To the extent that there’s any truth to this claim, it is owing to the deeper stacks generally found in cash game play, not to any kind of time limitation. A tournament player can gladly felt an overpair in many situations simply because the money already in the pot is so large relative to the money remaining in his stack, not because he won’t have time to find a better opportunity. A cash game player with a similar stack would have no reason to pass on this opportunity, and a deep-stacked tournament player would need to be more cautious with all of his chips that have not yet been wagered.

In the very next section, Harrington offers a much more helpful summary of the key principles at work in NLHE cash games, which he calls “The Strength Principle” (bet strong hands, check middling ones, fold or bluff weak ones), “The Aggression Principle” (betting and raising is generally better than checking and calling), “The Betting Principle” (most good bets will either force better hands to fold, weaker hands to call, or drawing hands to pay too high a price), and “The Deception Principle” (“Never do anything all of the time.”) This is a pretty good introduction to deep-stacked NLHE play, and only the fourth principle is a bit incomplete. After all, many good players manage to be very deceptive while always playing a certain hand the same way simply because they also play very different hands in an identical fashion.

Though Harrington does an admirable job with these “Basic Concepts”, his explorations of these key concepts is ultimately shallow and rudimentary. This is part of what makes it good for beginners, but it is also the reason why more advanced players will have little to gain from this volume. Implied odds, for instance, are absolutely critical to NLHE and ripe for in-depth analysis, but HOC Volume I never gets beyond the elementary definition of ‘how much you stand to win if you hit your hand.’

But implied odds are about more than winning additional bets. They are about equity that can be accumulated on later streets, whether from value betting, bluffing, or all around out-playing an opponent because of a certain card that flopped, turned, or rivered Yet Harrington has little to say about how factors like position and bluff outs can influence the calculation of pot odds.

The second major part of the book focuses on “The Elements of No-Limit Hold ‘Em Cash”, topics like hand selection, pot commitment, and hand reading. Once again, Harrington explains these quite well and occasionally even rises to the level of insightful. A few of his gems may enlighten even some relatively knowledeable readers, as when he rather succintly states that, “By playing a mix of hands, you’re actually reducing your opponent’s implied odds on his speculative hands” or when he says, “you need to be sure that any betting action by you is capable of multiple interpretations by an observant opponent.”

The Tight-Aggressive Strategy

The bulk of the book outlines what Harrington names his “Tight-Aggressive Strategy”. Harrington’s emphasis on practical advice was a much-appreciated hallmark of his tournament series, but there is a reason why the better cash game books of late have focused on theory and principles. Even played full ring, deep-stack NLHE allows for a huge amount of flexibility in the play of any given hand. Nebulous factors such as history, table image, and meta-game can swing a call into a fold or a fold into a raise, but they are notoriously difficult to encapsulate in a playbook.

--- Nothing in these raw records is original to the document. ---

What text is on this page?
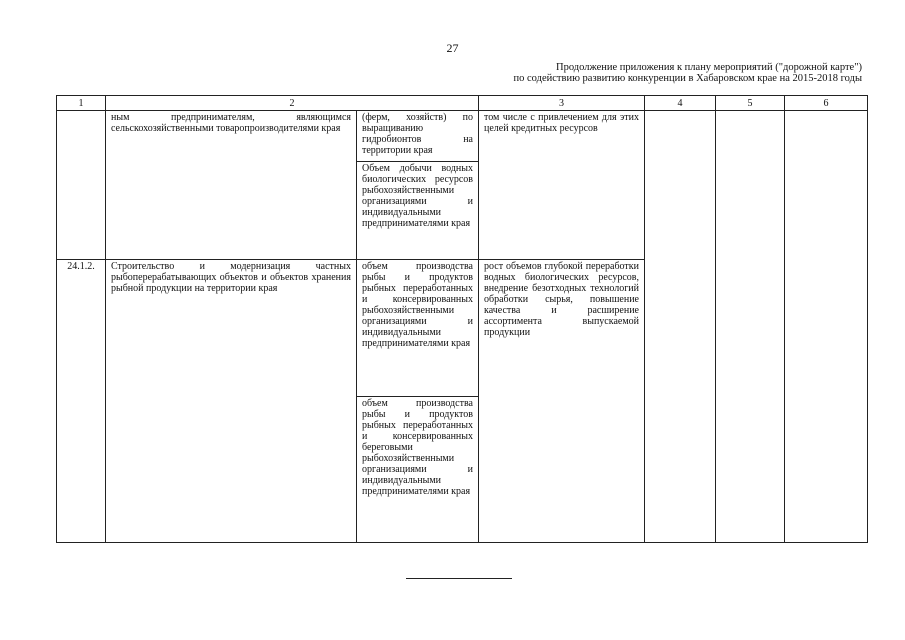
27
Продолжение приложения к плану мероприятий ("дорожной карте")
по содействию развитию конкуренции в Хабаровском крае на 2015-2018 годы
1	2		3	4	5	6
	ным предпринимателям, являющимся сельскохозяйственными товаропроизводителями края	(ферм, хозяйств) по выращиванию гидробионтов на территории края	том числе с привлечением для этих целей кредитных ресурсов			
		Объем добычи водных биологических ресурсов рыбохозяйственными организациями и индивидуальными предпринимателями края				
24.1.2.	Строительство и модернизация частных рыбоперерабатывающих объектов и объектов хранения рыбной продукции на территории края	объем производства рыбы и продуктов рыбных переработанных и консервированных рыбохозяйственными организациями и индивидуальными предпринимателями края	рост объемов глубокой переработки водных биологических ресурсов, внедрение безотходных технологий обработки сырья, повышение качества и расширение ассортимента выпускаемой продукции			
		объем производства рыбы и продуктов рыбных переработанных и консервированных береговыми рыбохозяйственными организациями и индивидуальными предпринимателями края				
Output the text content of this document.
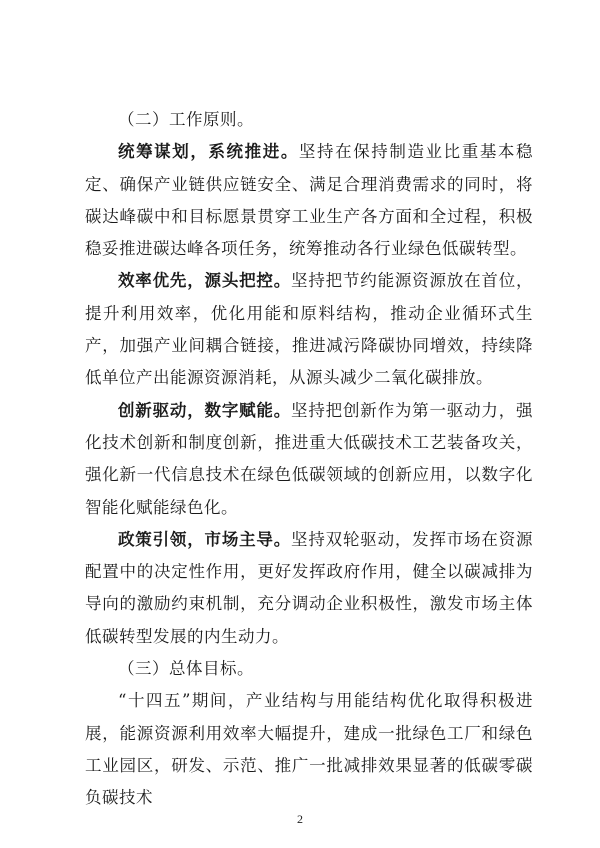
（二）工作原则。

统筹谋划，系统推进。坚持在保持制造业比重基本稳定、确保产业链供应链安全、满足合理消费需求的同时，将碳达峰碳中和目标愿景贯穿工业生产各方面和全过程，积极稳妥推进碳达峰各项任务，统筹推动各行业绿色低碳转型。

效率优先，源头把控。坚持把节约能源资源放在首位，提升利用效率，优化用能和原料结构，推动企业循环式生产，加强产业间耦合链接，推进减污降碳协同增效，持续降低单位产出能源资源消耗，从源头减少二氧化碳排放。

创新驱动，数字赋能。坚持把创新作为第一驱动力，强化技术创新和制度创新，推进重大低碳技术工艺装备攻关，强化新一代信息技术在绿色低碳领域的创新应用，以数字化智能化赋能绿色化。

政策引领，市场主导。坚持双轮驱动，发挥市场在资源配置中的决定性作用，更好发挥政府作用，健全以碳减排为导向的激励约束机制，充分调动企业积极性，激发市场主体低碳转型发展的内生动力。

（三）总体目标。

“十四五”期间，产业结构与用能结构优化取得积极进展，能源资源利用效率大幅提升，建成一批绿色工厂和绿色工业园区，研发、示范、推广一批减排效果显著的低碳零碳负碳技术

2
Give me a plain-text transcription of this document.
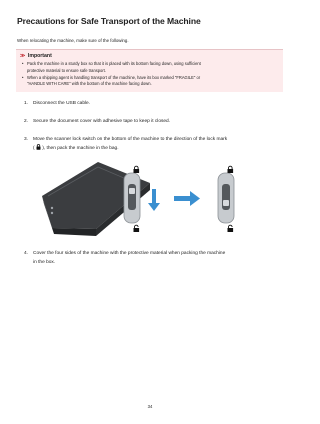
Precautions for Safe Transport of the Machine
When relocating the machine, make sure of the following.
≫ Important
• Pack the machine in a sturdy box so that it is placed with its bottom facing down, using sufficient
protective material to ensure safe transport.
• When a shipping agent is handling transport of the machine, have its box marked "FRAGILE" or
"HANDLE WITH CARE" with the bottom of the machine facing down.
1. Disconnect the USB cable.
2. Secure the document cover with adhesive tape to keep it closed.
3. Move the scanner lock switch on the bottom of the machine to the direction of the lock mark
(  ), then pack the machine in the bag.
4. Cover the four sides of the machine with the protective material when packing the machine
in the box.
34
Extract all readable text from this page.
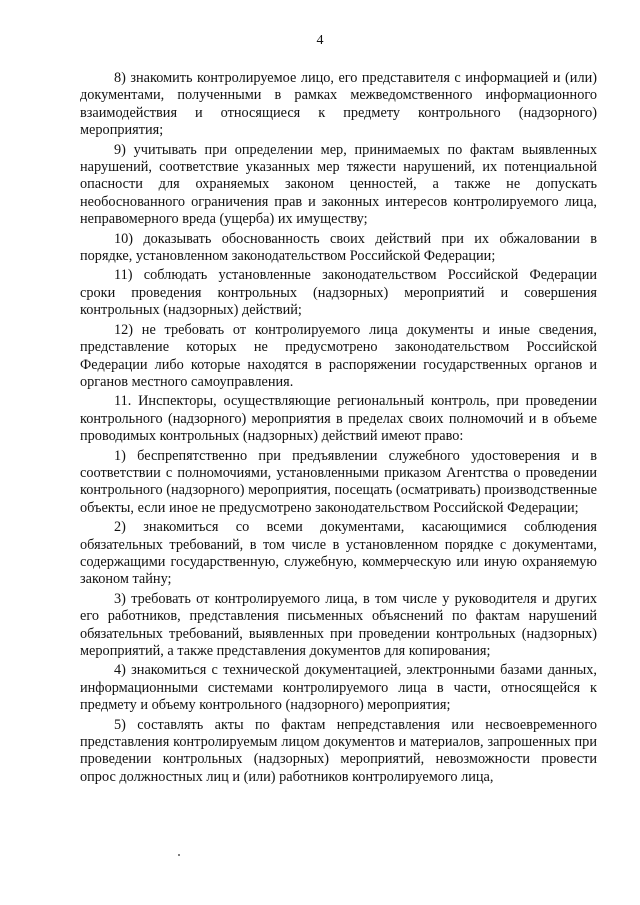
4

8) знакомить контролируемое лицо, его представителя с информацией и (или) документами, полученными в рамках межведомственного информационного взаимодействия и относящиеся к предмету контрольного (надзорного) мероприятия;

9) учитывать при определении мер, принимаемых по фактам выявленных нарушений, соответствие указанных мер тяжести нарушений, их потенциальной опасности для охраняемых законом ценностей, а также не допускать необоснованного ограничения прав и законных интересов контролируемого лица, неправомерного вреда (ущерба) их имуществу;

10) доказывать обоснованность своих действий при их обжаловании в порядке, установленном законодательством Российской Федерации;

11) соблюдать установленные законодательством Российской Федерации сроки проведения контрольных (надзорных) мероприятий и совершения контрольных (надзорных) действий;

12) не требовать от контролируемого лица документы и иные сведения, представление которых не предусмотрено законодательством Российской Федерации либо которые находятся в распоряжении государственных органов и органов местного самоуправления.

11. Инспекторы, осуществляющие региональный контроль, при проведении контрольного (надзорного) мероприятия в пределах своих полномочий и в объеме проводимых контрольных (надзорных) действий имеют право:

1) беспрепятственно при предъявлении служебного удостоверения и в соответствии с полномочиями, установленными приказом Агентства о проведении контрольного (надзорного) мероприятия, посещать (осматривать) производственные объекты, если иное не предусмотрено законодательством Российской Федерации;

2) знакомиться со всеми документами, касающимися соблюдения обязательных требований, в том числе в установленном порядке с документами, содержащими государственную, служебную, коммерческую или иную охраняемую законом тайну;

3) требовать от контролируемого лица, в том числе у руководителя и других его работников, представления письменных объяснений по фактам нарушений обязательных требований, выявленных при проведении контрольных (надзорных) мероприятий, а также представления документов для копирования;

4) знакомиться с технической документацией, электронными базами данных, информационными системами контролируемого лица в части, относящейся к предмету и объему контрольного (надзорного) мероприятия;

5) составлять акты по фактам непредставления или несвоевременного представления контролируемым лицом документов и материалов, запрошенных при проведении контрольных (надзорных) мероприятий, невозможности провести опрос должностных лиц и (или) работников контролируемого лица,
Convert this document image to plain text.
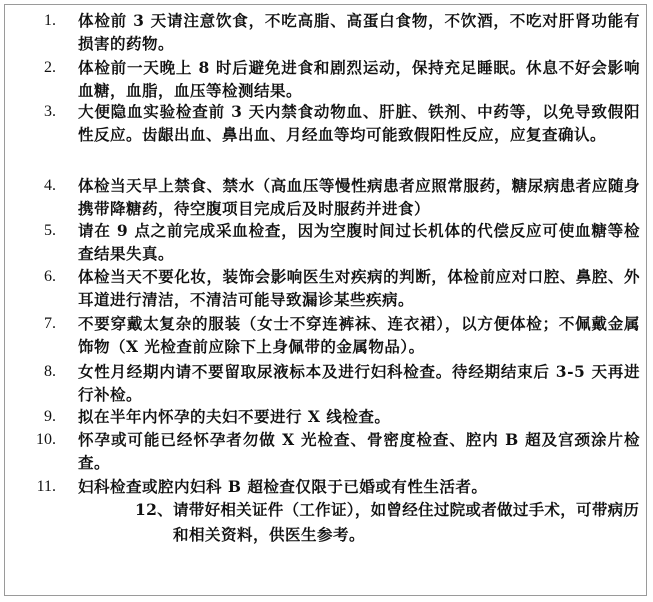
1. 体检前 3 天请注意饮食，不吃高脂、高蛋白食物，不饮酒，不吃对肝肾功能有损害的药物。
2. 体检前一天晚上 8 时后避免进食和剧烈运动，保持充足睡眠。休息不好会影响血糖，血脂，血压等检测结果。
3. 大便隐血实验检查前 3 天内禁食动物血、肝脏、铁剂、中药等，以免导致假阳性反应。齿龈出血、鼻出血、月经血等均可能致假阳性反应，应复查确认。
4. 体检当天早上禁食、禁水（高血压等慢性病患者应照常服药，糖尿病患者应随身携带降糖药，待空腹项目完成后及时服药并进食）
5. 请在 9 点之前完成采血检查，因为空腹时间过长机体的代偿反应可使血糖等检查结果失真。
6. 体检当天不要化妆，装饰会影响医生对疾病的判断，体检前应对口腔、鼻腔、外耳道进行清洁，不清洁可能导致漏诊某些疾病。
7. 不要穿戴太复杂的服装（女士不穿连裤袜、连衣裙），以方便体检；不佩戴金属饰物（X 光检查前应除下上身佩带的金属物品）。
8. 女性月经期内请不要留取尿液标本及进行妇科检查。待经期结束后 3-5 天再进行补检。
9. 拟在半年内怀孕的夫妇不要进行 X 线检查。
10. 怀孕或可能已经怀孕者勿做 X 光检查、骨密度检查、腔内 B 超及宫颈涂片检查。
11. 妇科检查或腔内妇科 B 超检查仅限于已婚或有性生活者。
12、请带好相关证件（工作证），如曾经住过院或者做过手术，可带病历
和相关资料，供医生参考。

Harrington is on the right track by introducing a coherent strategy that demonstrates a possible mix of hand ranges in the situations he examines. However, readers rarely get more than a glimpse of the reasoning behind the particular frequencies and combinations he recommends. The author himself admits the haphazard nature of his strategy when he resorts to justifying a certain mix of checks and bets because it “feels about right.” Granted this is not going to be an exact science, but without a much more thorough explanation of how various plays and hands complement each other, the reader gets a recipe rather than a learning tool.

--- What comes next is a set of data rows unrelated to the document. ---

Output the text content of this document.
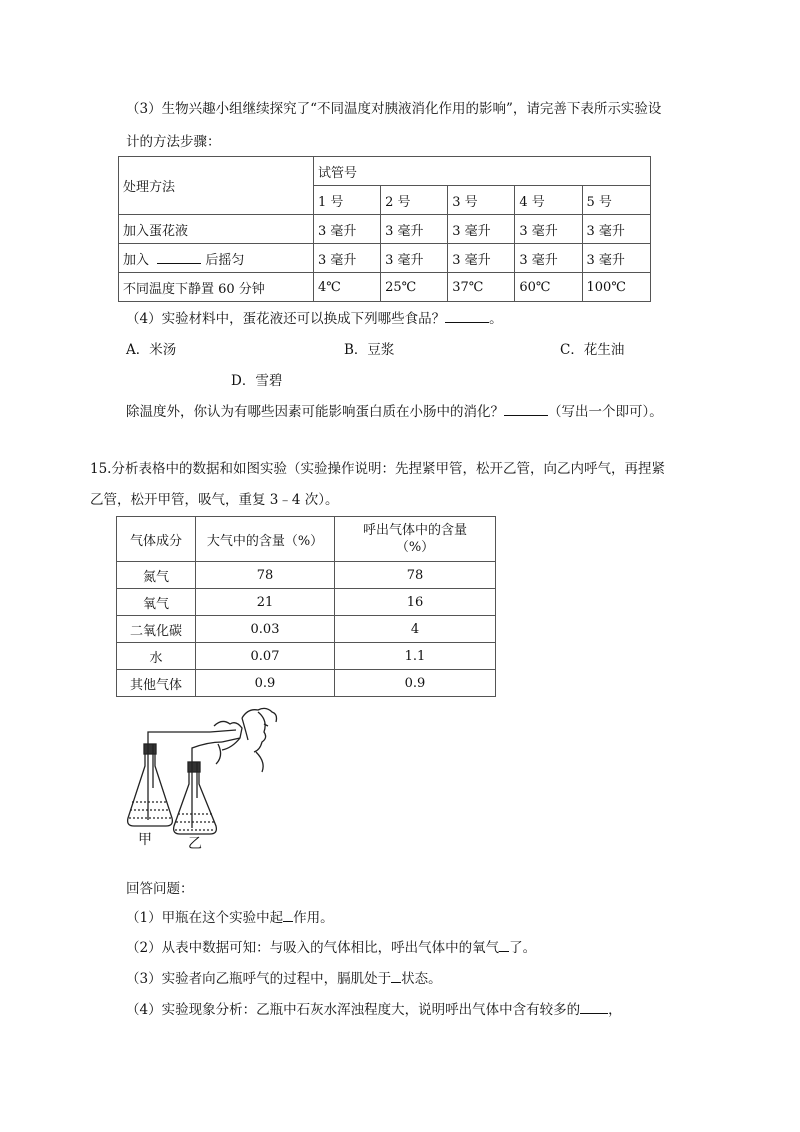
（3）生物兴趣小组继续探究了“不同温度对胰液消化作用的影响”，请完善下表所示实验设
计的方法步骤：
处理方法	试管号				
	1 号	2 号	3 号	4 号	5 号
加入蛋花液	3 毫升	3 毫升	3 毫升	3 毫升	3 毫升
加入 后摇匀	3 毫升	3 毫升	3 毫升	3 毫升	3 毫升
不同温度下静置 60 分钟	4℃	25℃	37℃	60℃	100℃
（4）实验材料中，蛋花液还可以换成下列哪些食品？	。
A．米汤	B．豆浆	C．花生油
D．雪碧
除温度外，你认为有哪些因素可能影响蛋白质在小肠中的消化？	（写出一个即可）。
15.分析表格中的数据和如图实验（实验操作说明：先捏紧甲管，松开乙管，向乙内呼气，再捏紧
乙管，松开甲管，吸气，重复 3﹣4 次）。
气体成分	大气中的含量（%）	呼出气体中的含量
（%）

氮气	78	78
氧气	21	16
二氧化碳	0.03	4
水	0.07	1.1
其他气体	0.9	0.9
甲	乙
回答问题：
（1）甲瓶在这个实验中起 作用。
（2）从表中数据可知：与吸入的气体相比，呼出气体中的氧气 了。
（3）实验者向乙瓶呼气的过程中，膈肌处于 状态。
（4）实验现象分析：乙瓶中石灰水浑浊程度大，说明呼出气体中含有较多的 ，
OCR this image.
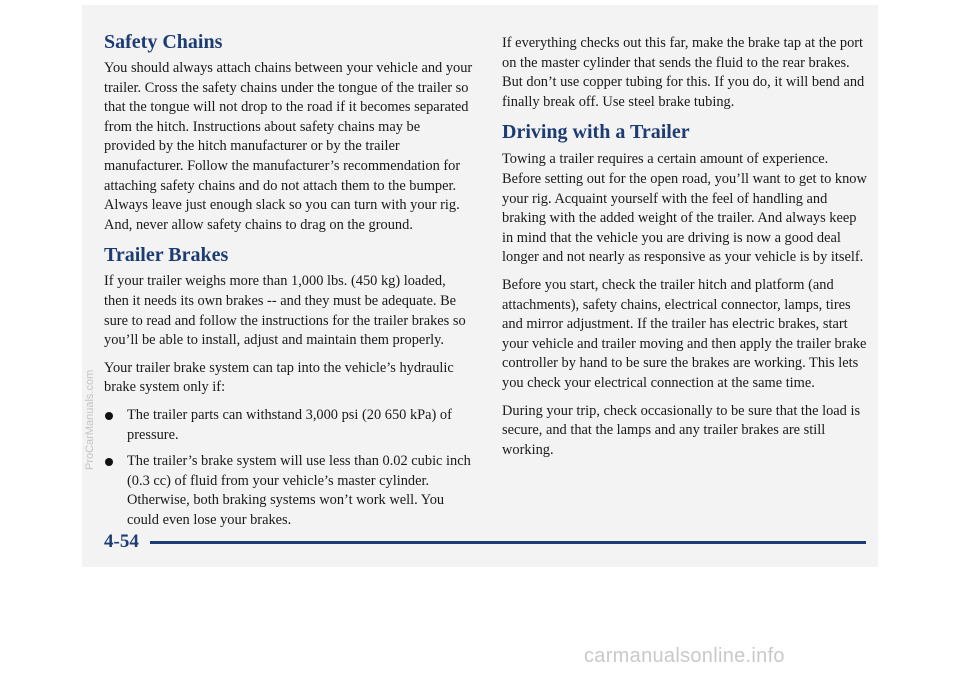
Safety Chains

You should always attach chains between your vehicle and your trailer. Cross the safety chains under the tongue of the trailer so that the tongue will not drop to the road if it becomes separated from the hitch. Instructions about safety chains may be provided by the hitch manufacturer or by the trailer manufacturer. Follow the manufacturer’s recommendation for attaching safety chains and do not attach them to the bumper. Always leave just enough slack so you can turn with your rig. And, never allow safety chains to drag on the ground.

Trailer Brakes

If your trailer weighs more than 1,000 lbs. (450 kg) loaded, then it needs its own brakes -- and they must be adequate. Be sure to read and follow the instructions for the trailer brakes so you’ll be able to install, adjust and maintain them properly.

Your trailer brake system can tap into the vehicle’s hydraulic brake system only if:

The trailer parts can withstand 3,000 psi (20 650 kPa) of pressure.
The trailer’s brake system will use less than 0.02 cubic inch (0.3 cc) of fluid from your vehicle’s master cylinder. Otherwise, both braking systems won’t work well. You could even lose your brakes.

If everything checks out this far, make the brake tap at the port on the master cylinder that sends the fluid to the rear brakes. But don’t use copper tubing for this. If you do, it will bend and finally break off. Use steel brake tubing.

Driving with a Trailer

Towing a trailer requires a certain amount of experience. Before setting out for the open road, you’ll want to get to know your rig. Acquaint yourself with the feel of handling and braking with the added weight of the trailer. And always keep in mind that the vehicle you are driving is now a good deal longer and not nearly as responsive as your vehicle is by itself.

Before you start, check the trailer hitch and platform (and attachments), safety chains, electrical connector, lamps, tires and mirror adjustment. If the trailer has electric brakes, start your vehicle and trailer moving and then apply the trailer brake controller by hand to be sure the brakes are working. This lets you check your electrical connection at the same time.

During your trip, check occasionally to be sure that the load is secure, and that the lamps and any trailer brakes are still working.

4-54
ProCarManuals.com
carmanualsonline.info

When Harrington does share his reasoning, it’s often disappointing. The fundamental problem is that he rarely argues in terms of equity. He prefers instead to talk about information, pot control, and “taking down the pot”, all of which ought to be subordinate to manipulating an opponent’s range so as to maximize your equity. Presumably hand-reading and equity analysis lie somewhere below the surface when the author indicates that a bet “smells like a bluff” or that it is “too soon to give up”, but he never reveals the warrants for his extra-sensory perceptions.

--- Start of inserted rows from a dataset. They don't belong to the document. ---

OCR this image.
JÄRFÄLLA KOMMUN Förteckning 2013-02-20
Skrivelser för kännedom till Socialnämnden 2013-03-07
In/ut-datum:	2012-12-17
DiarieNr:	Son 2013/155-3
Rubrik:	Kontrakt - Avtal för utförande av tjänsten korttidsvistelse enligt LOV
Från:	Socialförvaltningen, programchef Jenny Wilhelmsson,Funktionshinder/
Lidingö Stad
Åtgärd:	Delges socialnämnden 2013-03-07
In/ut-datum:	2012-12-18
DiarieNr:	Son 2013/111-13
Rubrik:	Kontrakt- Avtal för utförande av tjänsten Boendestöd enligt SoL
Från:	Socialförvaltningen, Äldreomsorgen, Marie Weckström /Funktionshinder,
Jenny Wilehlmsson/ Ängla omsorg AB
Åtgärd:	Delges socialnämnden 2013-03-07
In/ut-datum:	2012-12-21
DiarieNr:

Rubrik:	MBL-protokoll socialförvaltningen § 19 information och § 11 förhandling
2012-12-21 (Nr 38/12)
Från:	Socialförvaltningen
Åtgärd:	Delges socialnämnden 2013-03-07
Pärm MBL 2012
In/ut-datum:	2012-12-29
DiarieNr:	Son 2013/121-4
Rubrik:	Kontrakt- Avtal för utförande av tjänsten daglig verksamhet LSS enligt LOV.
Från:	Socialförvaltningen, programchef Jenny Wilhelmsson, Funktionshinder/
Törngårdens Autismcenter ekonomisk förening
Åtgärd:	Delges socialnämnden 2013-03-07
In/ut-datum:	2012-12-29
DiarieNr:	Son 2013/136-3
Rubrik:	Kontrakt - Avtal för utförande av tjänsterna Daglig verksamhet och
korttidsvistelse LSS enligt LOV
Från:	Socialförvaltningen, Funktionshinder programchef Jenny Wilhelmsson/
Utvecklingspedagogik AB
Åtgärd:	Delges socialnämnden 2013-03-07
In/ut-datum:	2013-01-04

This flawed reasoning is evident when the author says things like, “A pot-sized bet is large enough to accomplish anything that a bigger bet could accomplish.” Although an overbet may provide as much information as a pot-sized bet and charge draws a good price, the one thing it does not accomplish as well ought to be obvious: putting more money into the pot when you have the best hand! Similarly, there is no intrinsic need to take a moderate but likely best hand to showdown. A bet that exposes you to a raise is not a liability if only hands that have you crushed will make that raise.

Harrington’s reasoning also tends to rely on assumptions about his opponents that will ring false to most players. They are people who fold AQ to a single raise on dry Ace-high flops and let the first person to bet at a paired board take it down, no matter how implausible his line.

As for the strategy itself, it isn’t bad. Pre-flop, Harrington makes some good points about how and why to diversify your ranges. His central premise, that NLHE is about seeing a lot of cheap flops, can’t be true for everyone at the table, but it’s true enough if you’re one of the best. This section also debunks some common myths about pot odds and what hands should be played out of position for a discount.

The section on flop play in heads up pots is the longest in the book, and undeservedly so. Flop play has at least as much to do with how the board texture fits your opponent’s pre-flop range as it does with your own hand, yet Harrington’s analysis always proceeds from the latter. And despite its length, this section barely scratches the surface of possible flop situations. It’s an admirable attempt, but offering practical advice for every situation is simply impossible. Explanation of the decision-making process, which is so much more important, is the inevitable casualty.

This isn’t to say that there is no explanation of the decision-making process- quite the contrary. But as explained above, a lot of important stuff is left out. Covering those details would have been much more useful than a engaging in a precise and minute analysis of a few select flop situations from every angle.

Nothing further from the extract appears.